For more details, refer to PEP 484 or this documentation.

You can assign a list[CustomA] to a Sequence[OriginalA].

    # This eliminates the type problem
    b: Sequence[OriginalA]
pasunx commented 3 years ago

so how can I solve problem if I want to use my own generic class ? eg.

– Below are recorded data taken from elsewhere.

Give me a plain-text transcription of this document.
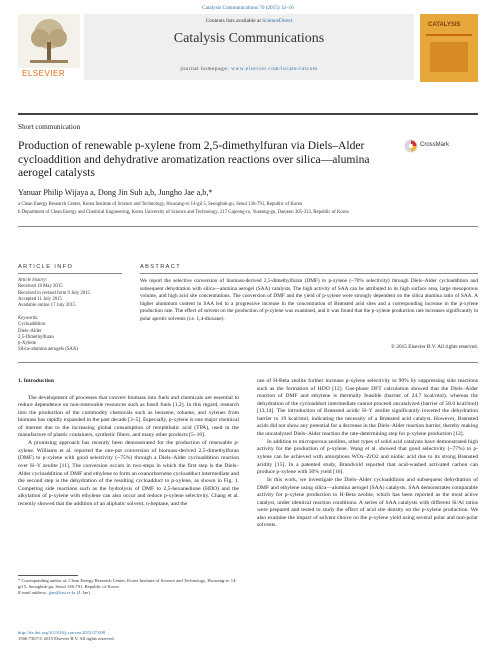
Catalysis Communications 70 (2015) 12–16
ELSEVIER
Contents lists available at ScienceDirect
Catalysis Communications
journal homepage: www.elsevier.com/locate/catcom
CATALYSIS
Short communication
Production of renewable p-xylene from 2,5-dimethylfuran via Diels–Alder cycloaddition and dehydrative aromatization reactions over silica—alumina aerogel catalysts
CrossMark
Yanuar Philip Wijaya a, Dong Jin Suh a,b, Jungho Jae a,b,*
a Clean Energy Research Center, Korea Institute of Science and Technology, Hwarang-ro 14-gil 5, Seongbuk-gu, Seoul 136-791, Republic of Korea
b Department of Clean Energy and Chemical Engineering, Korea University of Science and Technology, 217 Gajeong-ro, Yuseong-gu, Daejeon 305-333, Republic of Korea
ARTICLE INFO
Article history:
Received 18 May 2015
Received in revised form 9 July 2015
Accepted 11 July 2015
Available online 17 July 2015
Keywords:
Cycloaddition
Diels–Alder
2,5-Dimethylfuran
p-Xylene
Silica–alumina aerogels (SAA)
ABSTRACT
We report the selective conversion of biomass-derived 2,5-dimethylfuran (DMF) to p-xylene (~70% selectivity) through Diels–Alder cycloaddition and subsequent dehydration with silica—alumina aerogel (SAA) catalysts. The high activity of SAA can be attributed to its high surface area, large mesoporous volume, and high acid site concentrations. The conversion of DMF and the yield of p-xylene were strongly dependent on the silica alumina ratio of SAA. A higher aluminum content in SAA led to a progressive increase in the concentration of Brønsted acid sites and a corresponding increase in the p-xylene production rate. The effect of solvent on the production of p-xylene was examined, and it was found that the p-xylene production rate increases significantly in polar aprotic solvents (i.e. 1,4-dioxane).
© 2015 Elsevier B.V. All rights reserved.
1. Introduction

The development of processes that convert biomass into fuels and chemicals are essential to reduce dependence on non-renewable resources such as fossil fuels [1,2]. In this regard, research into the production of the commodity chemicals such as benzene, toluene, and xylenes from biomass has rapidly expanded in the past decade [3–5]. Especially, p-xylene is one major chemical of interest due to the increasing global consumption of terephthalic acid (TPA), used in the manufacture of plastic containers, synthetic fibers, and many other products [5–10].

A promising approach has recently been demonstrated for the production of renewable p-xylene. Williams et al. reported the one-pot conversion of biomass-derived 2,5-dimethylfuran (DMF) to p-xylene with good selectivity (~75%) through a Diels–Alder cycloaddition reaction over H–Y zeolite [11]. The conversion occurs in two-steps in which the first step is the Diels–Alder cycloaddition of DMF and ethylene to form an oxanorbornene cycloadduct intermediate and the second step is the dehydration of the resulting cycloadduct to p-xylene, as shown in Fig. 1. Competing side reactions such as the hydrolysis of DMF to 2,5-hexanedione (HDO) and the alkylation of p-xylene with ethylene can also occur and reduce p-xylene selectivity. Chang et al. recently showed that the addition of an aliphatic solvent, n-heptane, and the

use of H-Beta zeolite further increase p-xylene selectivity to 90% by suppressing side reactions such as the formation of HDO [12]. Gas-phase DFT calculation showed that the Diels–Alder reaction of DMF and ethylene is thermally feasible (barrier of 24.7 kcal/mol), whereas the dehydration of the cycloadduct intermediate cannot proceed uncatalyzed (barrier of 58.0 kcal/mol) [13,14]. The introduction of Brønsted acidic H–Y zeolite significantly lowered the dehydration barrier to 19 kcal/mol, indicating the necessity of a Brønsted acid catalyst. However, Brønsted acids did not show any potential for a decrease in the Diels–Alder reaction barrier, thereby making the uncatalyzed Diels–Alder reaction the rate-determining step for p-xylene production [12].

In addition to microporous zeolites, other types of solid acid catalysts have demonstrated high activity for the production of p-xylene. Wang et al. showed that good selectivity (~77%) to p-xylene can be achieved with amorphous WOx–ZrO2 and niobic acid due to its strong Brønsted acidity [15]. In a patented study, Brandvold reported that acid-washed activated carbon can produce p-xylene with 30% yield [16].

In this work, we investigate the Diels–Alder cycloaddition and subsequent dehydration of DMF and ethylene using silica—alumina aerogel (SAA) catalysts. SAA demonstrates comparable activity for p-xylene production to H-Beta zeolite, which has been reported as the most active catalyst, under identical reaction conditions. A series of SAA catalysts with different Si/Al ratios were prepared and tested to study the effect of acid site density on the p-xylene production. We also examine the impact of solvent choice on the p-xylene yield using several polar and non-polar solvents.

* Corresponding author at: Clean Energy Research Center, Korea Institute of Science and Technology, Hwarang-ro 14-gil 5, Seongbuk-gu, Seoul 136-791, Republic of Korea.
E-mail address: jjae@kist.re.kr (J. Jae).
http://dx.doi.org/10.1016/j.catcom.2015.07.008
1566-7367/© 2015 Elsevier B.V. All rights reserved.
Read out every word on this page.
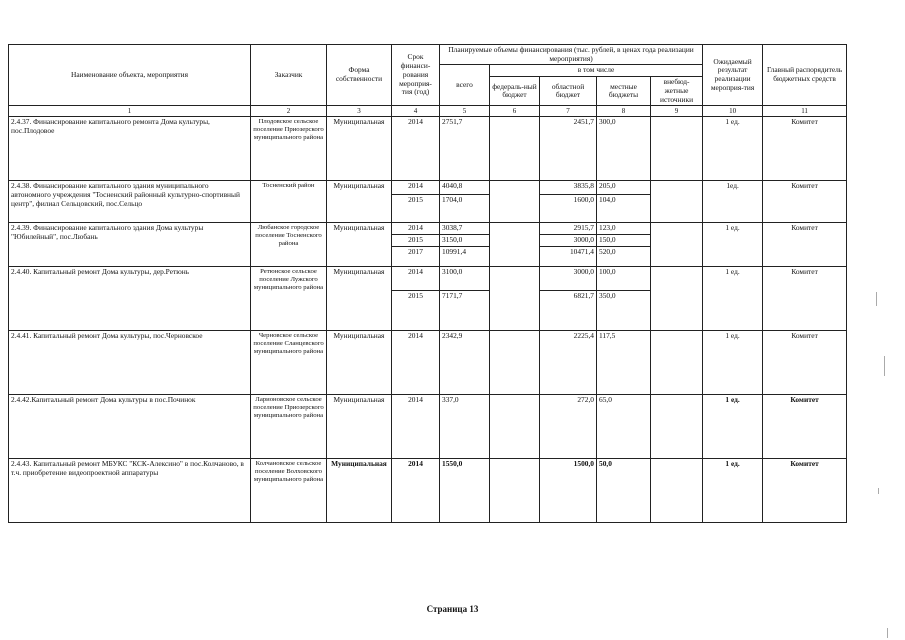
Наименование объекта, мероприятия	Заказчик	Форма собственности	Срок финанси-рования мероприя-тия (год)	Планируемые объемы финансирования (тыс. рублей, в ценах года реализации мероприятия)					Ожидаемый результат реализации мероприя-тия	Главный распорядитель бюджетных средств
				всего	в том числе					
					федераль-ный бюджет	областной бюджет	местные бюджеты	внебюд-жетные источники		
1	2	3	4	5	6	7	8	9	10	11
2.4.37. Финансирование капитального ремонта Дома культуры, пос.Плодовое	Плодовское сельское поселение Приозерского муниципального района	Муниципальная	2014	2751,7		2451,7	300,0		1 ед.	Комитет
2.4.38. Финансирование капитального здания муниципального автономного учреждения "Тосненский районный культурно-спортивный центр", филиал Сельцовский, пос.Сельцо	Тосненский район	Муниципальная	2014	4040,8		3835,8	205,0		1ед.	Комитет
			2015	1704,0		1600,0	104,0			
2.4.39. Финансирование капитального здания Дома культуры "Юбилейный", пос.Любань	Любанское городское поселение Тосненского района	Муниципальная	2014	3038,7		2915,7	123,0		1 ед.	Комитет
			2015	3150,0		3000,0	150,0			
			2017	10991,4		10471,4	520,0			
2.4.40. Капитальный ремонт Дома культуры, дер.Ретюнь	Ретюнское сельское поселение Лужского муниципального района	Муниципальная	2014	3100,0		3000,0	100,0		1 ед.	Комитет
			2015	7171,7		6821,7	350,0			
2.4.41. Капитальный ремонт Дома культуры, пос.Черновское	Черновское сельское поселение Сланцевского муниципального района	Муниципальная	2014	2342,9		2225,4	117,5		1 ед.	Комитет
2.4.42.Капитальный ремонт Дома культуры в пос.Починок	Ларионовское сельское поселение Приозерского муниципального района	Муниципальная	2014	337,0		272,0	65,0		1 ед.	Комитет
2.4.43. Капитальный ремонт МБУКС "КСК-Алексино" в пос.Колчаново, в т.ч. приобретение видеопроектной аппаратуры	Колчановское сельское поселение Волховского муниципального района	Муниципальная	2014	1550,0		1500,0	50,0		1 ед.	Комитет
Страница 13
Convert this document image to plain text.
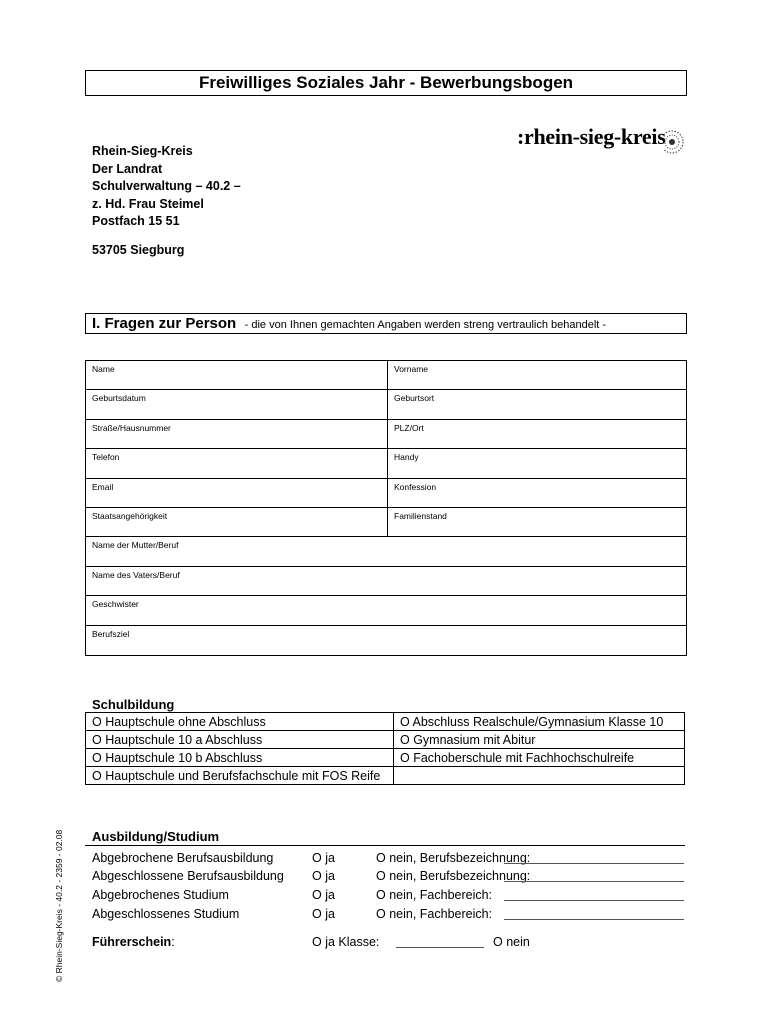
Freiwilliges Soziales Jahr - Bewerbungsbogen
:rhein-sieg-kreis
Rhein-Sieg-Kreis
Der Landrat
Schulverwaltung – 40.2 –
z. Hd. Frau Steimel
Postfach 15 51
53705 Siegburg
I. Fragen zur Person - die von Ihnen gemachten Angaben werden streng vertraulich behandelt -
Name	Vorname
Geburtsdatum	Geburtsort
Straße/Hausnummer	PLZ/Ort
Telefon	Handy
Email	Konfession
Staatsangehörigkeit	Familienstand
Name der Mutter/Beruf
Name des Vaters/Beruf
Geschwister
Berufsziel
Schulbildung
O Hauptschule ohne Abschluss	O Abschluss Realschule/Gymnasium Klasse 10
O Hauptschule 10 a Abschluss	O Gymnasium mit Abitur
O Hauptschule 10 b Abschluss	O Fachoberschule mit Fachhochschulreife
O Hauptschule und Berufsfachschule mit FOS Reife	
Ausbildung/Studium
Abgebrochene Berufsausbildung	O ja	O nein, Berufsbezeichnung:
Abgeschlossene Berufsausbildung O ja	O nein, Berufsbezeichnung:
Abgebrochenes Studium	O ja	O nein, Fachbereich:
Abgeschlossenes Studium	O ja	O nein, Fachbereich:
Führerschein:	O ja Klasse:	O nein
© Rhein-Sieg-Kreis - 40.2 - 2359 - 02.08
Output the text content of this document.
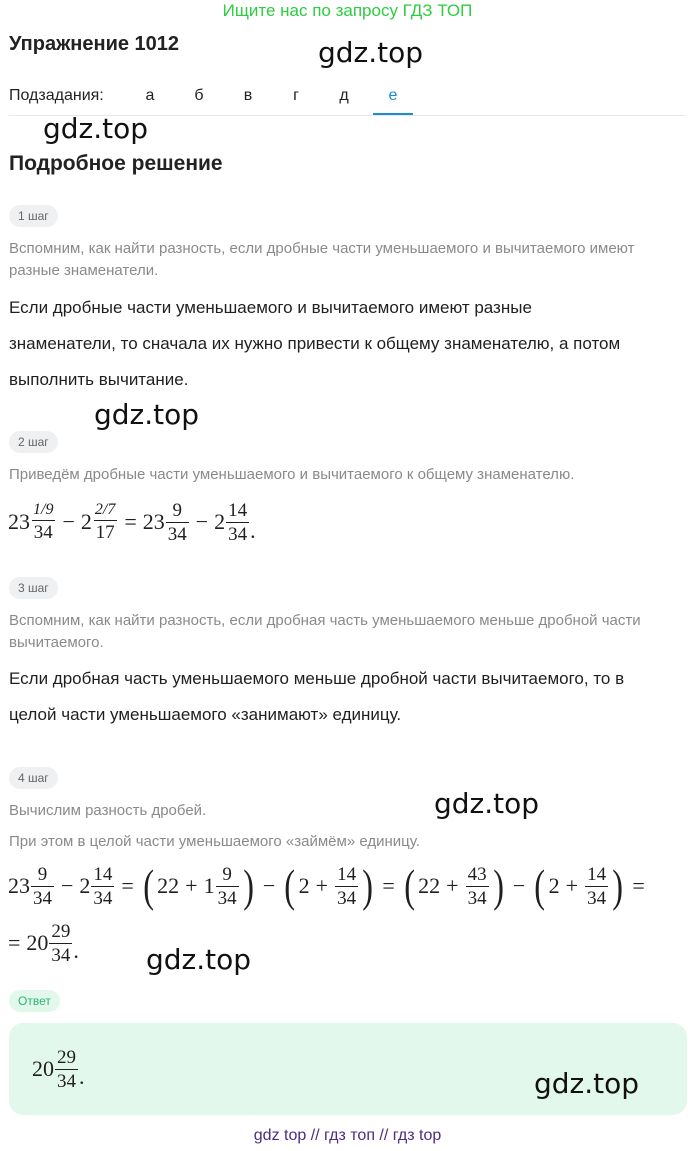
Ищите нас по запросу ГДЗ ТОП
Упражнение 1012	gdz.top
Подзадания:	а	б	в	г	д	е
gdz.top
Подробное решение
1 шаг
Вспомним, как найти разность, если дробные части уменьшаемого и вычитаемого имеют разные знаменатели.
Если дробные части уменьшаемого и вычитаемого имеют разные
знаменатели, то сначала их нужно привести к общему знаменателю, а потом
выполнить вычитание.
gdz.top
2 шаг
Приведём дробные части уменьшаемого и вычитаемого к общему знаменателю.
$23 \frac{1/9}{34} - 2 \frac{2/7}{17} = 23 \frac{9}{34} - 2 \frac{14}{34}$ .
3 шаг
Вспомним, как найти разность, если дробная часть уменьшаемого меньше дробной части вычитаемого.
Если дробная часть уменьшаемого меньше дробной части вычитаемого, то в
целой части уменьшаемого «занимают» единицу.
4 шаг
Вычислим разность дробей.	gdz.top
При этом в целой части уменьшаемого «займём» единицу.
$23 \frac{9}{34} - 2 \frac{14}{34}$ = ( $22 + 1 \frac{9}{34}$ ) − ( $2 + \frac{14}{34}$ ) = ( $22 + \frac{43}{34}$ ) − ( $2 + \frac{14}{34}$ ) =
= $20 \frac{29}{34}$ . gdz.top
Ответ
$20 \frac{29}{34}$ .	gdz.top
gdz top // гдз топ // гдз top
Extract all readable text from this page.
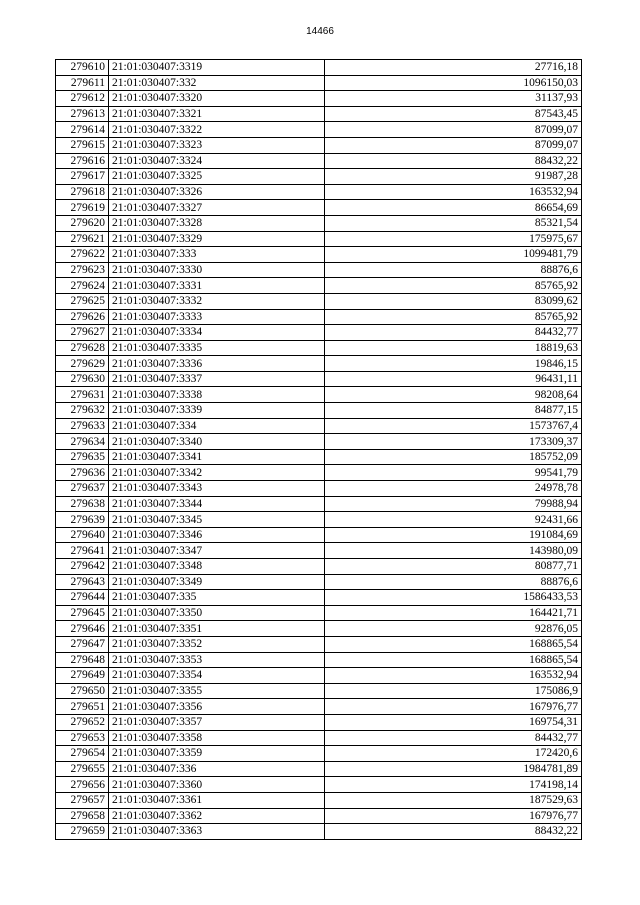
14466
279610	21:01:030407:3319	27716,18
279611	21:01:030407:332	1096150,03
279612	21:01:030407:3320	31137,93
279613	21:01:030407:3321	87543,45
279614	21:01:030407:3322	87099,07
279615	21:01:030407:3323	87099,07
279616	21:01:030407:3324	88432,22
279617	21:01:030407:3325	91987,28
279618	21:01:030407:3326	163532,94
279619	21:01:030407:3327	86654,69
279620	21:01:030407:3328	85321,54
279621	21:01:030407:3329	175975,67
279622	21:01:030407:333	1099481,79
279623	21:01:030407:3330	88876,6
279624	21:01:030407:3331	85765,92
279625	21:01:030407:3332	83099,62
279626	21:01:030407:3333	85765,92
279627	21:01:030407:3334	84432,77
279628	21:01:030407:3335	18819,63
279629	21:01:030407:3336	19846,15
279630	21:01:030407:3337	96431,11
279631	21:01:030407:3338	98208,64
279632	21:01:030407:3339	84877,15
279633	21:01:030407:334	1573767,4
279634	21:01:030407:3340	173309,37
279635	21:01:030407:3341	185752,09
279636	21:01:030407:3342	99541,79
279637	21:01:030407:3343	24978,78
279638	21:01:030407:3344	79988,94
279639	21:01:030407:3345	92431,66
279640	21:01:030407:3346	191084,69
279641	21:01:030407:3347	143980,09
279642	21:01:030407:3348	80877,71
279643	21:01:030407:3349	88876,6
279644	21:01:030407:335	1586433,53
279645	21:01:030407:3350	164421,71
279646	21:01:030407:3351	92876,05
279647	21:01:030407:3352	168865,54
279648	21:01:030407:3353	168865,54
279649	21:01:030407:3354	163532,94
279650	21:01:030407:3355	175086,9
279651	21:01:030407:3356	167976,77
279652	21:01:030407:3357	169754,31
279653	21:01:030407:3358	84432,77
279654	21:01:030407:3359	172420,6
279655	21:01:030407:336	1984781,89
279656	21:01:030407:3360	174198,14
279657	21:01:030407:3361	187529,63
279658	21:01:030407:3362	167976,77
279659	21:01:030407:3363	88432,22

from typing import TypeVar, Generic

A = TypeVar("A")
B = TypeVar("B")

class MyGeneric(Generic[A, B]):

    a: A
    b: B

    def __init__(self, a: A, b: B) -> None:
        self.a = a
        self.b = b

    def func(self):
        print("A", self.a)
        print("B", self.b)

class OriginalA: ...

class OriginalB: ...

class OriginalC:

    x: tuple[OriginalA, OriginalB]
    z: MyGeneric[OriginalA, OriginalB]

class CustomB(OriginalB): ...

class CustomC(OriginalC):

    def __init__(self,
            x: tuple[OriginalA, CustomB],
            z: MyGeneric[OriginalA, CustomB]) -> None:
        self.x = x # work fine
        self.z = z
        # error:
        #    Cannot assign member "z" for type "CustomC"
        #      Expression of type "MyGeneric[OriginalA, CustomB]" cannot be assigned to member "z" of class "CustomC"
        #        TypeVar "B@MyGeneric" is invariant
        #          "CustomB" is incompatible with "OriginalB" Pylance (reportGeneralTypeIssues)

CustomC(
    (OriginalA(), CustomB()),
    MyGeneric(OriginalA(), CustomB())
).z.func()
erictraut commented 3 years ago

The type variable needs to be marked as "covariant", like this:

B = TypeVar("B", covariant=True)
erictraut commented 3 years ago

For more details about variance types, refer to this part of PEP 483.